Wednesday, October 30, 2019

Ma Barker haunts Florida house

Aerial view of the town of Oklawaha (historic image)
Historic image of tiny Oklawaha is part of a presentation, "The
 Records and Legend of the Kate "Ma" Barker Shootout at
Ocklawaha," by George Albright III and Carson Good.
Looking for a real haunted house this Halloween season? Try the country home made famous by the 1935 gun battle between the FBI and the Ma Barker Bang in the Florida hamlet of Ocklawaha. The 1930 house is named the Bradford-Ma Barker House and is open for tours by appointment. But watch out for ghosts. More than one person believes Ma's spirit still lurks there.

In the 1930s, Ma Barker was said to be the mastermind behind the gang, which consisted of her sons and other men. Gang members robbed banks, killed, kidnapped, and hijacked with cold-blooded ruthlessness. At the time, Ma was in the nation's collective consciousness as a Most Wanted Woman, a harridan who presided over an evil empire. But modern history discounts that theory as something promoted by J. Edgar Hoover and the FBI.

Ma's full name was Arizona Clark Barker, but she used the name Kate.
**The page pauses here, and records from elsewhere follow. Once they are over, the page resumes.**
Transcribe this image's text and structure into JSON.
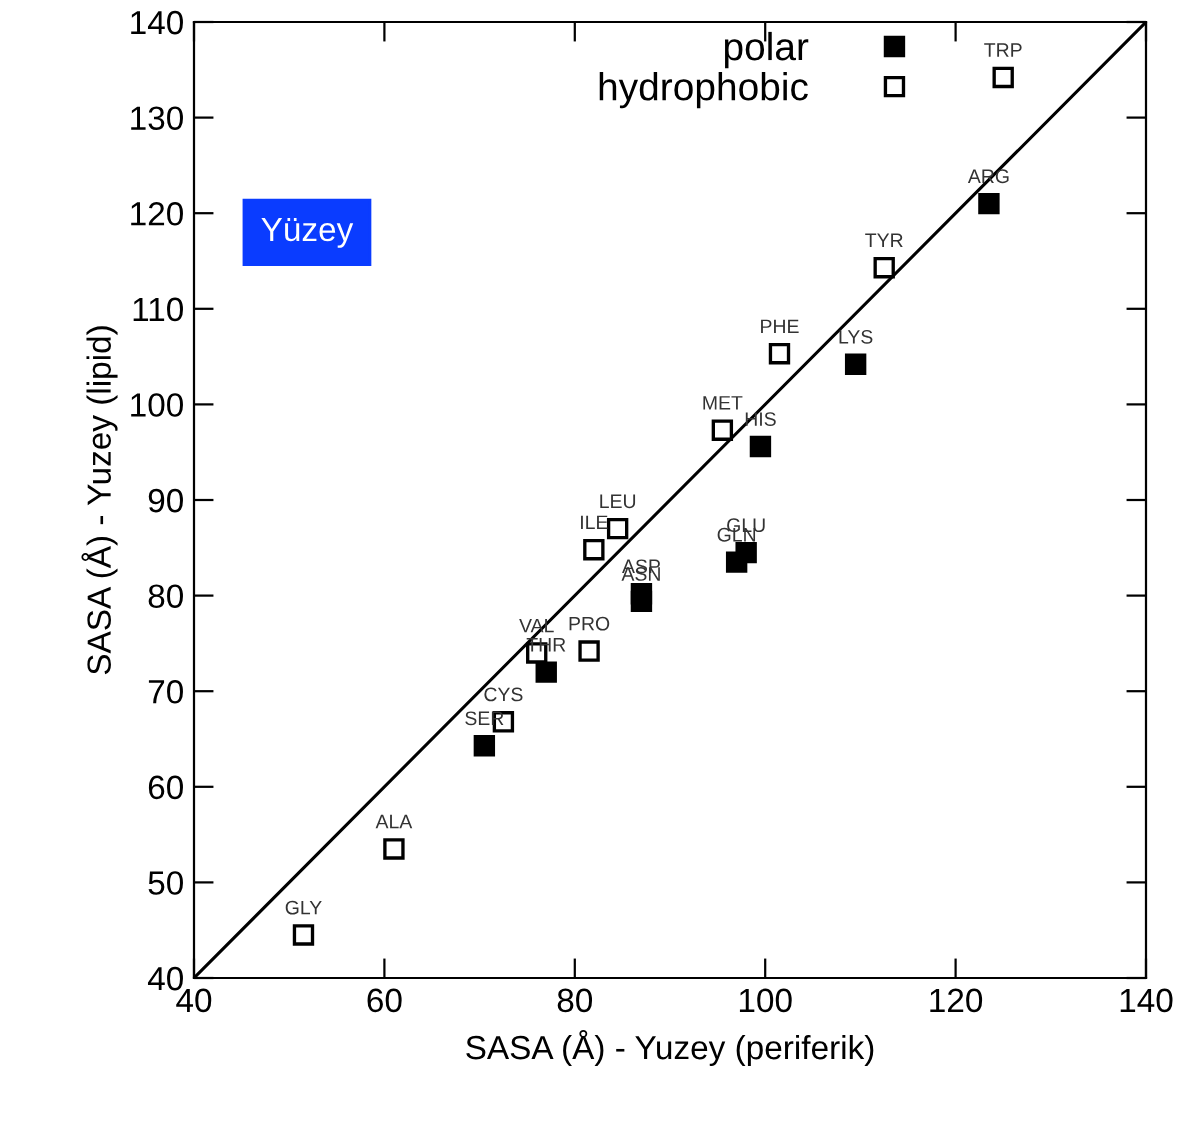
{
  "chart_data": {
    "type": "scatter",
    "xlabel": "SASA (Å) - Yuzey (periferik)",
    "ylabel": "SASA (Å) - Yuzey (lipid)",
    "xlim": [
      40,
      140
    ],
    "ylim": [
      40,
      140
    ],
    "xticks": [
      40,
      60,
      80,
      100,
      120,
      140
    ],
    "yticks": [
      40,
      50,
      60,
      70,
      80,
      90,
      100,
      110,
      120,
      130,
      140
    ],
    "grid": false,
    "legend": "top",
    "marker": "square",
    "series": [
      {
        "name": "polar",
        "color": "#000000",
        "x": [
          70.5,
          77,
          87,
          87,
          97,
          98,
          99.5,
          109.5,
          123.5
        ],
        "values": [
          64.3,
          72,
          79.4,
          80.2,
          83.5,
          84.5,
          95.6,
          104.2,
          121
        ]
      },
      {
        "name": "hydrophobic",
        "color": "#ffffff",
        "x": [
          51.5,
          61,
          72.5,
          76,
          81.5,
          82,
          84.5,
          95.5,
          101.5,
          112.5,
          125
        ],
        "values": [
          44.5,
          53.5,
          66.8,
          74,
          74.2,
          84.8,
          87,
          97.3,
          105.3,
          114.3,
          134.2
        ]
      },
      {
        "type": "line",
        "color": "#000000",
        "marker": "none",
        "x": [
          40,
          140
        ],
        "values": [
          40,
          140
        ]
      }
    ],
    "annotations": [
      {
        "text": "SER",
        "x": 70.5,
        "y": 64.3
      },
      {
        "text": "THR",
        "x": 77,
        "y": 72
      },
      {
        "text": "ASN",
        "x": 87,
        "y": 79.4
      },
      {
        "text": "ASP",
        "x": 87,
        "y": 80.2
      },
      {
        "text": "GLN",
        "x": 97,
        "y": 83.5
      },
      {
        "text": "GLU",
        "x": 98,
        "y": 84.5
      },
      {
        "text": "HIS",
        "x": 99.5,
        "y": 95.6
      },
      {
        "text": "LYS",
        "x": 109.5,
        "y": 104.2
      },
      {
        "text": "ARG",
        "x": 123.5,
        "y": 121
      },
      {
        "text": "GLY",
        "x": 51.5,
        "y": 44.5
      },
      {
        "text": "ALA",
        "x": 61,
        "y": 53.5
      },
      {
        "text": "CYS",
        "x": 72.5,
        "y": 66.8
      },
      {
        "text": "VAL",
        "x": 76,
        "y": 74
      },
      {
        "text": "PRO",
        "x": 81.5,
        "y": 74.2
      },
      {
        "text": "ILE",
        "x": 82,
        "y": 84.8
      },
      {
        "text": "LEU",
        "x": 84.5,
        "y": 87
      },
      {
        "text": "MET",
        "x": 95.5,
        "y": 97.3
      },
      {
        "text": "PHE",
        "x": 101.5,
        "y": 105.3
      },
      {
        "text": "TYR",
        "x": 112.5,
        "y": 114.3
      },
      {
        "text": "TRP",
        "x": 125,
        "y": 134.2
      },
      "Yüzey"
    ]
  }
}
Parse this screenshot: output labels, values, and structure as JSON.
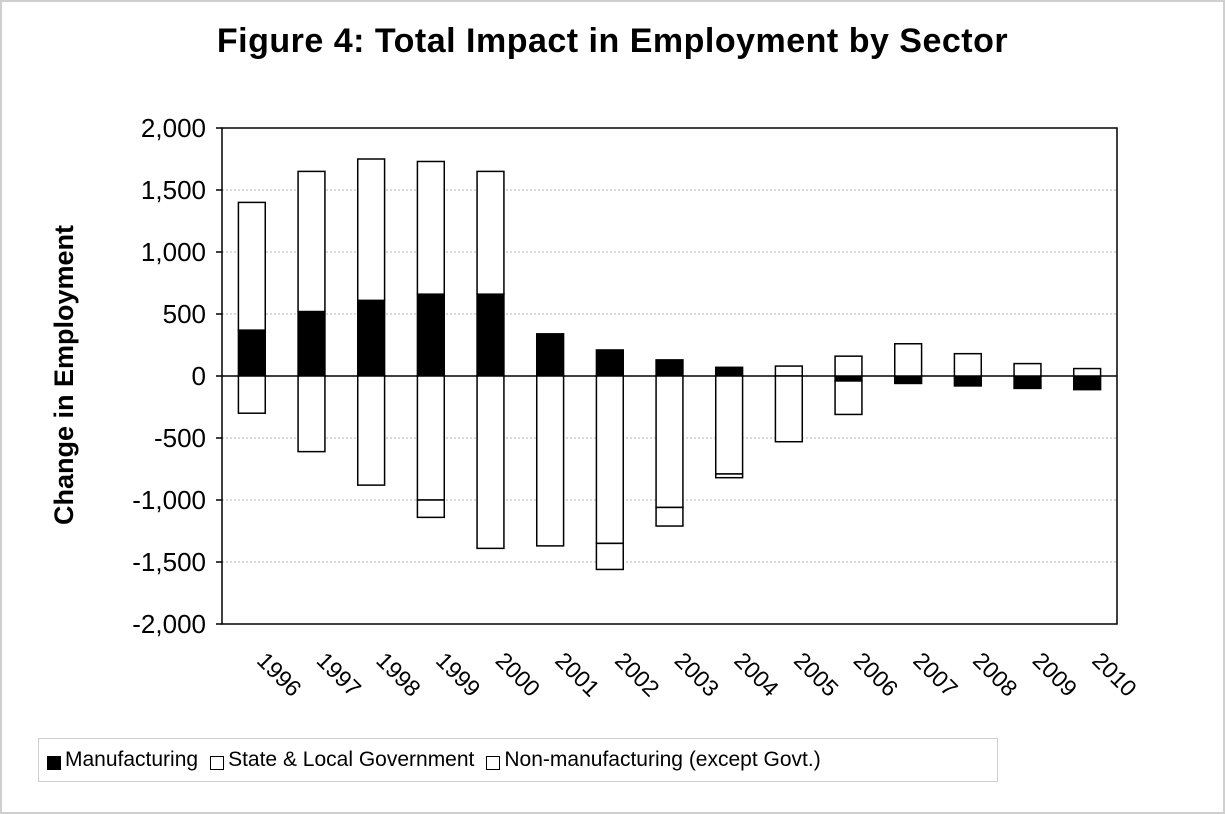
{
  "chart_data": {
    "type": "bar",
    "stacked": true,
    "title": "Figure 4:  Total Impact in Employment by Sector",
    "xlabel": "",
    "ylabel": "Change in Employment",
    "ylim": [
      -2000,
      2000
    ],
    "y_ticks": [
      2000,
      1500,
      1000,
      500,
      0,
      -500,
      -1000,
      -1500,
      -2000
    ],
    "y_tick_labels": [
      "2,000",
      "1,500",
      "1,000",
      "500",
      "0",
      "-500",
      "-1,000",
      "-1,500",
      "-2,000"
    ],
    "grid": true,
    "legend_position": "bottom",
    "categories": [
      "1996",
      "1997",
      "1998",
      "1999",
      "2000",
      "2001",
      "2002",
      "2003",
      "2004",
      "2005",
      "2006",
      "2007",
      "2008",
      "2009",
      "2010"
    ],
    "series": [
      {
        "name": "Manufacturing",
        "color": "#000000",
        "values": [
          370,
          520,
          610,
          660,
          660,
          340,
          210,
          130,
          70,
          0,
          -40,
          -60,
          -80,
          -100,
          -110
        ]
      },
      {
        "name": "State & Local Government",
        "color": "#ffffff",
        "values": [
          0,
          0,
          0,
          -1000,
          0,
          0,
          -1350,
          -1060,
          -790,
          0,
          0,
          0,
          0,
          0,
          0
        ]
      },
      {
        "name": "Non-manufacturing (except Govt.)",
        "color": "#ffffff",
        "positive": [
          1030,
          1130,
          1140,
          1070,
          990,
          0,
          0,
          0,
          0,
          80,
          160,
          260,
          180,
          100,
          60
        ],
        "negative": [
          -300,
          -610,
          -880,
          -140,
          -1390,
          -1370,
          -210,
          -150,
          -30,
          -530,
          -270,
          0,
          0,
          0,
          0
        ]
      }
    ]
  }
}
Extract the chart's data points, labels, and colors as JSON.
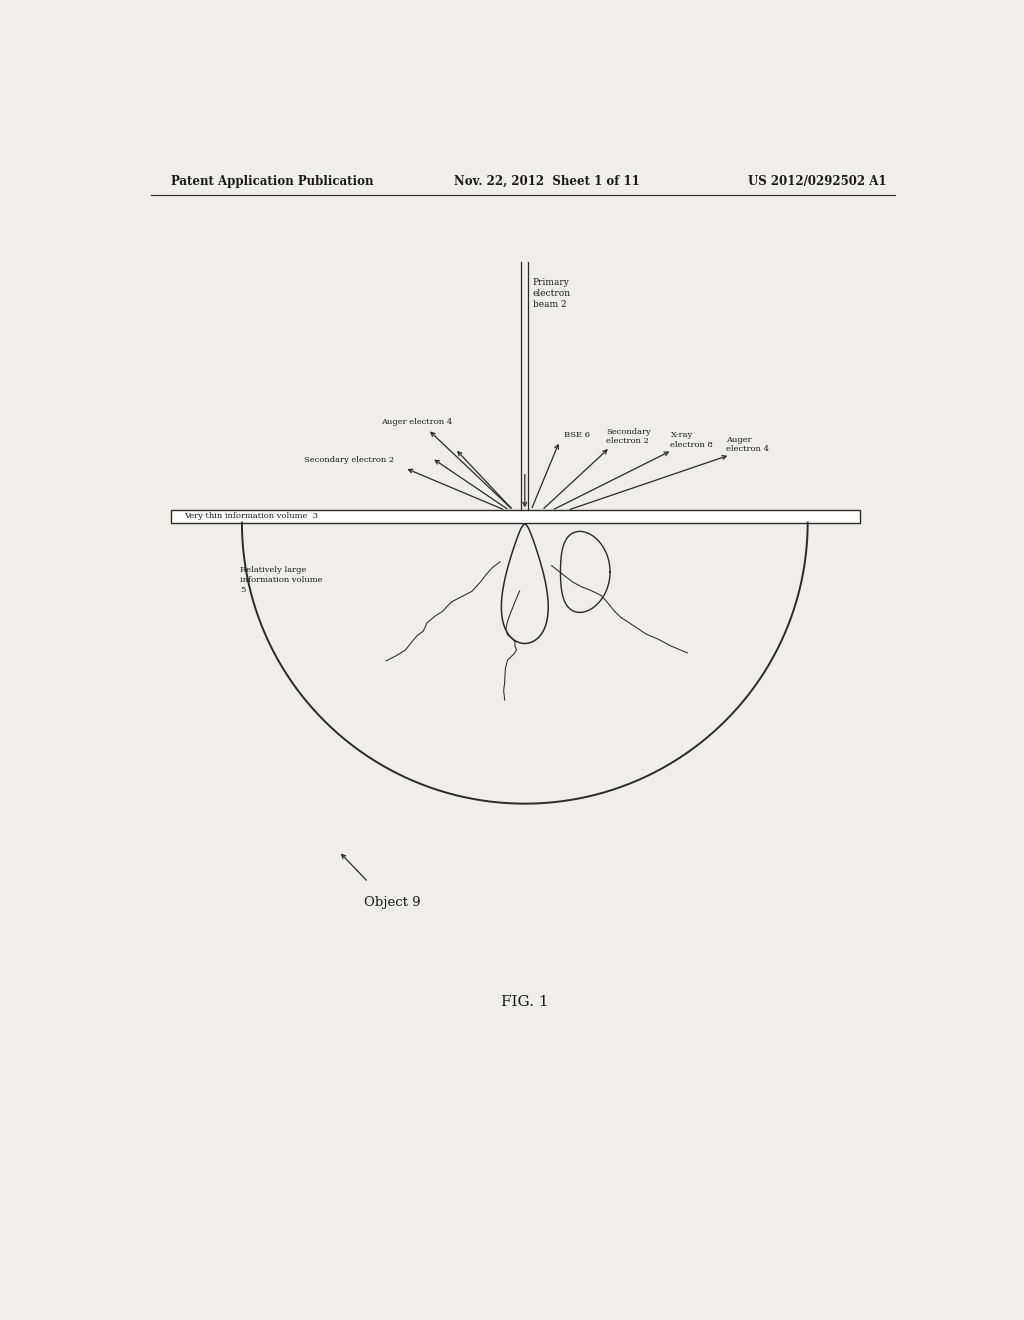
{
  "bg_color": "#f0eeeb",
  "line_color": "#2a2a2a",
  "text_color": "#1a1a1a",
  "header_left": "Patent Application Publication",
  "header_mid": "Nov. 22, 2012  Sheet 1 of 11",
  "header_right": "US 2012/0292502 A1",
  "fig_label": "FIG. 1",
  "labels": {
    "primary_beam": "Primary\nelectron\nbeam 2",
    "auger_left": "Auger electron 4",
    "secondary_left": "Secondary electron 2",
    "bse": "BSE 6",
    "secondary_right": "Secondary\nelectron 2",
    "xray": "X-ray\nelectron 8",
    "auger_right": "Auger\nelectron 4",
    "thin_volume": "Very thin information volume  3",
    "large_volume": "Relatively large\ninformation volume\n5",
    "object": "Object 9"
  }
}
Three of her four sons were active in the famous gang along with other young men. She traveled with them and seems to have served as a protective cover. For example, she was the one who arranged to rent the rural hideaway on Lake Weir in Ocklawaha. But her full role remains murky, at least to me.

On the one hand, her four sons were in and out of trouble and prison, starting at young ages. Something was seriously amiss from the start in that household. Online sites that borrow heavily from one another portray her as an early version of today's helicopter parents. She thought her boys could do no wrong and she intervened with the law to save their hides more than once.

Face of Ma Barker
Ma  Barker
On the other hand, Ma's husband left her after the boys were grown. Like many another woman during the Great Depression, Ma seems to have done what was necessary to survive. Somehow that evolved into being a permanent member of a vicious gang. Yet one of the group's most notorious members - Alvin Karpis - wrote in a memoir that Ma was just a country woman who didn't have the smarts to organize kidnappings and bank robbings. He says gang members hid their activities from Ma. They'd leave her home or send her to the movies when they went out on a job. According to the Alcatraz History website, Karpis claims that "Ma saw a lot of movies."

So who knows. Ma's true story is buried beneath lore, legend, and speculation. What is a known fact is that she and her son Fred were in the lakefront house in Ocklawaha the day the FBI came gunning. The other gang members had left for reasons unknown to me.

Ma and Fred refused to surrender. The gun battle lasted hours, and burned itself into local lore. With good reason! You see from the photo that Ocklawaha was about as small and quiet as a Florida town could get in that era. Having bank robbers, the FBI, and a Wild West shootout in town sent shockwaves through the region.

Among local residents who witnessed the shootout was the great-grandfather of Marion County Tax Collector George Albright III. In fact, the younger Albright grew up next to the famous house. He's done a  lot of research on the subject and is involved in the renovation effort, which included relocating the house to the Carney Island Recreation and Conservation Area in Ocklawaha.

Before, during, and after the project, stories surfaced about how Ma haunts the house. These recollections came from reputable people. Don't laugh. Read at least this article from the Tampa Bay Times before you decide to dismiss the idea.

If you prefer only verified facts, check out the treasure trove of shootout documents and photos collected in a presentation by Albright III and Carson Good, whose family owned the house. The PDF and an accompanying video are generously shared online. Go to the Online Forms page of the Marion County Tax Collector website and scroll down to the "Other" heading near the bottom of the page. There, you'll find links to "The Records and Legend of the Kate 'Ma' Barker Shootout at Ocklawaha."

After that, go visit and tour the house. If you dare.